Since shifting her focus to the overlap between AI and climate change, Luccioni has co-created a tool developers can use to estimate the carbon footprint of whatever they’re building and find ways to reduce that impact. She’s helped found an organization focused on ways to use AI to combat climate change. And she’s produced a steady drumbeat of research quantifying the carbon emissions of both training machine learning models and deploying them for everyday tasks.
It’s a job that has only grown more challenging over the last few years, as tech companies have grown more secretive about how and where their coveted large language models are built. “For a while companies were actually pretty forthcoming…until ChatGPT came out,” she says. “It blurred the line between AI research and consumer products.”

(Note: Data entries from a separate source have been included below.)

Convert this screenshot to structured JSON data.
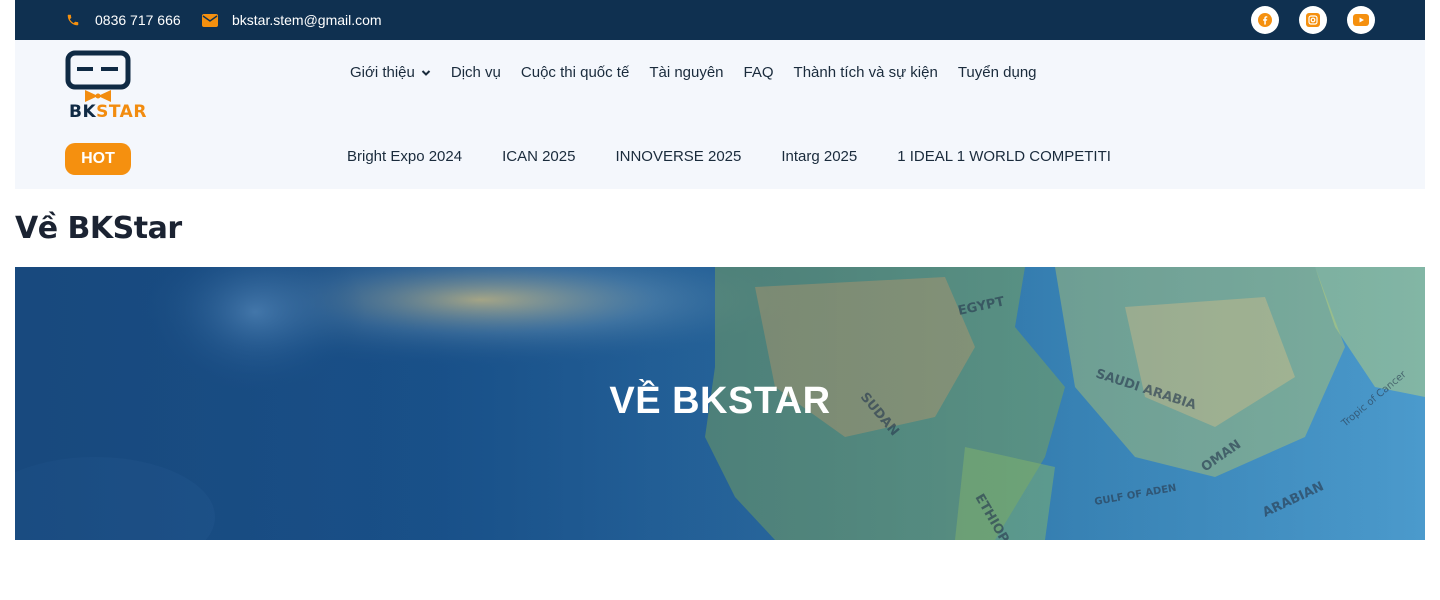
{
  "topbar": {
    "phone": "0836 717 666",
    "email": "bkstar.stem@gmail.com",
    "socials": [
      {
        "icon": "facebook-icon"
      },
      {
        "icon": "instagram-icon"
      },
      {
        "icon": "youtube-icon"
      }
    ]
  },
  "logo": {
    "part1": "BK",
    "part2": "STAR"
  },
  "nav": {
    "items": [
      {
        "label": "Giới thiệu",
        "has_dropdown": true
      },
      {
        "label": "Dịch vụ"
      },
      {
        "label": "Cuộc thi quốc tế"
      },
      {
        "label": "Tài nguyên"
      },
      {
        "label": "FAQ"
      },
      {
        "label": "Thành tích và sự kiện"
      },
      {
        "label": "Tuyển dụng"
      }
    ]
  },
  "hot": {
    "badge": "HOT",
    "items": [
      "Bright Expo 2024",
      "ICAN 2025",
      "INNOVERSE 2025",
      "Intarg 2025",
      "1 IDEAL 1 WORLD COMPETITI"
    ]
  },
  "page": {
    "title": "Về BKStar",
    "banner_title": "VỀ BKSTAR"
  },
  "colors": {
    "topbar": "#0f3050",
    "accent": "#f5900f",
    "header_bg": "#f4f7fc"
  },
  "map_labels": {
    "egypt": "EGYPT",
    "sudan": "SUDAN",
    "saudi": "SAUDI ARABIA",
    "ethiopia": "ETHIOPIA",
    "oman": "OMAN",
    "gulf": "GULF OF ADEN",
    "arabian": "ARABIAN",
    "tropic": "Tropic of Cancer"
  }
}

But Luccioni’s job doesn’t just involve conducting research. Equally important is the task of communicating that research to a wider audience through media interviews, conference appearances, and, last year, a main stage ">TED Talk. “Research is great,” she says, “but if people don’t know about your research, then it’s going to have limited impact.”
In that spirit, Luccioni is now working on a project that grades different types of AI models based on their energy efficiency. She envisions it as being similar to the EPA’s Energy Star Rating system for appliances—a way of talking about AI’s impact without having to discuss kilowatt hours and other terms that make most non-scientists’ eyes glaze over. Her goal is to encourage people to use the “right model for the right task,” rather than defaulting to the largest and, therefore, most power-hungry LLMs to carry out small requests. “People still don’t understand that there’s a materiality to AI,” Luccioni says. “I feel compelled to make people understand that when they use ChatGPT like a calculator, that comes with a cost to the planet.”
This story is part of AI 20, our monthlong series of profiles spotlighting the most interesting technologists, entrepreneurs, corporate leaders, and creative thinkers shaping the world of artificial intelligence.